Trying To Lose Weight on a 2,000-Calorie Diet? Here’s Why That May Not Work

Trying To Lose Weight on a 2,000-Calorie Diet? Here’s Why That May Not Work

What’s your meal and diet plan? A 2,000-calorie-per-day diet seems to be the norm for most people, and according to WebMD, it’s based on The United States Department of Agriculture’s (USDA) daily recommended requirements. The USDA surveyed the number of calories most individuals eat, and it was revealed that men consume between 2,000 to 3,000 per day, and for women, the range is anywhere from 1,600 to 2,200 calories. This information gathered is what coined a 2,000-calorie diet as a standard guideline. But in reality, that number of calories is not the end-all point of reference. So, if you’re limiting yourself to a 2,000-calories-a-day diet, you may want to re-think whether that amount is right for your body and habits. Keep reading to learn why trying to lose weight on a 2,000-calorie diet may not work.
There’s really no “standard number of daily calories,” an expert says.

According to Joseph St. Pierre, DO, Hartford HealthCare bariatric specialist, “In truth, there is no standard number of daily calories. Everyone’s number is different.” The survey data that determined the daily recommended amount back in the 90s actually indicated a higher calorie average of 2,400 calories, but 2,000 reigned supreme because advocators reasoned it was better to consume fewer calories than to over-eat, according to Hartford HealthCare.

Dr. St. Pierre commented on the 2,000-calorie benchmark, explaining, “It was essentially a compromise number that is nice and rounded, which puts into perspective how badly we have managed calories and serving sizes as a society.”
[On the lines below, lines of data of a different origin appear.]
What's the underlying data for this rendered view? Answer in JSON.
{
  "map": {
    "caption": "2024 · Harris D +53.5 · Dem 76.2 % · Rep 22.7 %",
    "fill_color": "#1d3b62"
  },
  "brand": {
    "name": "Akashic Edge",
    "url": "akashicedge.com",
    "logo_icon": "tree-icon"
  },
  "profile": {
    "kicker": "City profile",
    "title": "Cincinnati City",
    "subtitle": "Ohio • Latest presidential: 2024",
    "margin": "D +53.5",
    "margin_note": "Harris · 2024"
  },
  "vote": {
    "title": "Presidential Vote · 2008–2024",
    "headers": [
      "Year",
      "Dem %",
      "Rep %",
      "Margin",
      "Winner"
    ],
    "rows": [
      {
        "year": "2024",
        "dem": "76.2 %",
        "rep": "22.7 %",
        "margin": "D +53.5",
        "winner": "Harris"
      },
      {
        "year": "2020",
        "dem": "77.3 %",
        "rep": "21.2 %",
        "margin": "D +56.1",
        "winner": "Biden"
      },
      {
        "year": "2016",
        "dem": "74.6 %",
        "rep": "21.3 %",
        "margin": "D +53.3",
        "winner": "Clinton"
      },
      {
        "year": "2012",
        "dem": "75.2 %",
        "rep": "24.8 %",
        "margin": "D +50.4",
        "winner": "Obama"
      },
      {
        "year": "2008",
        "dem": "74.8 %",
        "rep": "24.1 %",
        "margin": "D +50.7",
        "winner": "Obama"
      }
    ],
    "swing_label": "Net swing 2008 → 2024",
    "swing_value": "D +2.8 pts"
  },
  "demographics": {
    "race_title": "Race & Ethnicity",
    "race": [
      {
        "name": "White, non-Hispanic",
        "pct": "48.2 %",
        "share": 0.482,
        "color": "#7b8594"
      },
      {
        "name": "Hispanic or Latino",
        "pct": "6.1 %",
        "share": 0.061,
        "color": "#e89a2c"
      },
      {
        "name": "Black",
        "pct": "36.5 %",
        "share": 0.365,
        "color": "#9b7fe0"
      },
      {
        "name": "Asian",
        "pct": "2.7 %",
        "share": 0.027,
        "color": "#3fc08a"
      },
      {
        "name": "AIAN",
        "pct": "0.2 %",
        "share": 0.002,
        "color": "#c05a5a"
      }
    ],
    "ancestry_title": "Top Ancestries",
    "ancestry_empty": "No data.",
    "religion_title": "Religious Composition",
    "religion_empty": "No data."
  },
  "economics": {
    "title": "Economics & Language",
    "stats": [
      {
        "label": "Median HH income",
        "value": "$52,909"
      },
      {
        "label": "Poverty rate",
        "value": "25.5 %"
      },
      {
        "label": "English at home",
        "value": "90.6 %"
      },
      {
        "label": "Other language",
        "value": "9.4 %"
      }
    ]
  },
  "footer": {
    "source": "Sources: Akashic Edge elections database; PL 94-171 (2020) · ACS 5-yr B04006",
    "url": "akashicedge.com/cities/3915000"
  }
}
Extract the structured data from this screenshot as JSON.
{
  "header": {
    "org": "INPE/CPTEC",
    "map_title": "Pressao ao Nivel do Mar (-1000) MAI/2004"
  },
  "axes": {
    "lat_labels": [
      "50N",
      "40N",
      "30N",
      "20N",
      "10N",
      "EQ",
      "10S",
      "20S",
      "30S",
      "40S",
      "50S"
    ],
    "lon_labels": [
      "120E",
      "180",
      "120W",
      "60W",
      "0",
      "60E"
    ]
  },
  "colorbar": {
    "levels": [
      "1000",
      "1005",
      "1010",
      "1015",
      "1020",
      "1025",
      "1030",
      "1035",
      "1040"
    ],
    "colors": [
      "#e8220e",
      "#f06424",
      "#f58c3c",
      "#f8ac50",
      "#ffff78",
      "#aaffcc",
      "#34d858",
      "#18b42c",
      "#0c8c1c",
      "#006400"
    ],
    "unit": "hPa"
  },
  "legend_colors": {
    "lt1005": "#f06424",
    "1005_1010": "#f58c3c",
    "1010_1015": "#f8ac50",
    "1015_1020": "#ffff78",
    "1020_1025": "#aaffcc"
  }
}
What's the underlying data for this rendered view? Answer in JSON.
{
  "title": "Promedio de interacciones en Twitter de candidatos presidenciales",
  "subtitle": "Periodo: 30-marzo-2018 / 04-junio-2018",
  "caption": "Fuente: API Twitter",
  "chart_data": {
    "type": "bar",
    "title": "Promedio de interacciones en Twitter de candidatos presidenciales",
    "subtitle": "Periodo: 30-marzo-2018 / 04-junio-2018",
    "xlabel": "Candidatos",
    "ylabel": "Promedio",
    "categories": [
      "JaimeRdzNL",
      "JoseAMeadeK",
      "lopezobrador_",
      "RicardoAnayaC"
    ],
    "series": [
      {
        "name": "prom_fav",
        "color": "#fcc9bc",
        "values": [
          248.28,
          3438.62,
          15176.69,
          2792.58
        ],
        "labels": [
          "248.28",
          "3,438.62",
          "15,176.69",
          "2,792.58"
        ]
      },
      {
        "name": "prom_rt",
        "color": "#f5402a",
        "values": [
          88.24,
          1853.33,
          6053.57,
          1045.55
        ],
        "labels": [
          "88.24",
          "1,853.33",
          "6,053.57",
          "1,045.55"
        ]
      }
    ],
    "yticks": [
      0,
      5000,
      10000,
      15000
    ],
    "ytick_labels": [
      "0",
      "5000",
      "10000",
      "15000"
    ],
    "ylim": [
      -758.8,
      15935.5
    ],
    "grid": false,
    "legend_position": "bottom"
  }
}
Although less is usually more when it comes to eating healthy, every person is different as far as dietary requirements are concerned. Examples of daily calories are as follows. An individual who weighs 130 pounds and is 4’11” tall may require 1,500 calories. Many factors would need to be considered, however, such as genetics, daily lifestyle habits, and more. To the contrary, someone weighing in at 350 pounds who is 7’2″ tall may need closer to 3,000 calories each day. So placing yourself at a 2,000-calorie limit every day is more likely suited for a small percentage of individuals, and there goes the generalized “2,000 calories a day” rule!

The bottom line? Consuming 2,000 calories per day is used as the standard guideline, but the total is based on the approximate needs of adults, via the official 2020—2025 Dietary Guidelines for Americans, Healthline reports. This total is used as a point of reference on nutrition labels, which state, “Percent Daily Values are based on a 2,000-calorie diet. Your Daily Values may be higher or lower depending on your calorie needs,” as per the Food and Drug Administration (FDA).

All calories aren’t created equally.

One interesting point to keep in mind is that all calories aren’t created equally. “Certain foods lead to weight gain than others, even when they contain the same amount of calories. Just looking at calories can give you an incomplete picture,” Dr. St. Pierre explained.

It’s always a smart idea to speak with your healthcare professional to learn the right amount of calories your body needs based on your size, shape, and lifestyle. Whether or not you exercise each day plays a big part in this number. “The safest and most sustainable way to achieve your nutrition goals is to involve an expert,” Dr. St. Pierre says, adding, “There’s so much misinformation out there. We can make sure you’re on a path that will actually have a long-term impact—and that’s right for you.”

Be mindful of the nutritional value of the items you put into your shopping cart (and your belly).
Know what you’re buying, including the ingredients and nutritional value of the items you choose. Regardless of how many calories you limit yourself to each day, the majority of them should be healthy ones. According to WebMD, it’s important to include dark green, orange, and red vegetables; lentils, peas, and beans; and a few starchy veggies, too. Stay away from saturated fats, empty calories, additional sugar, and sodium.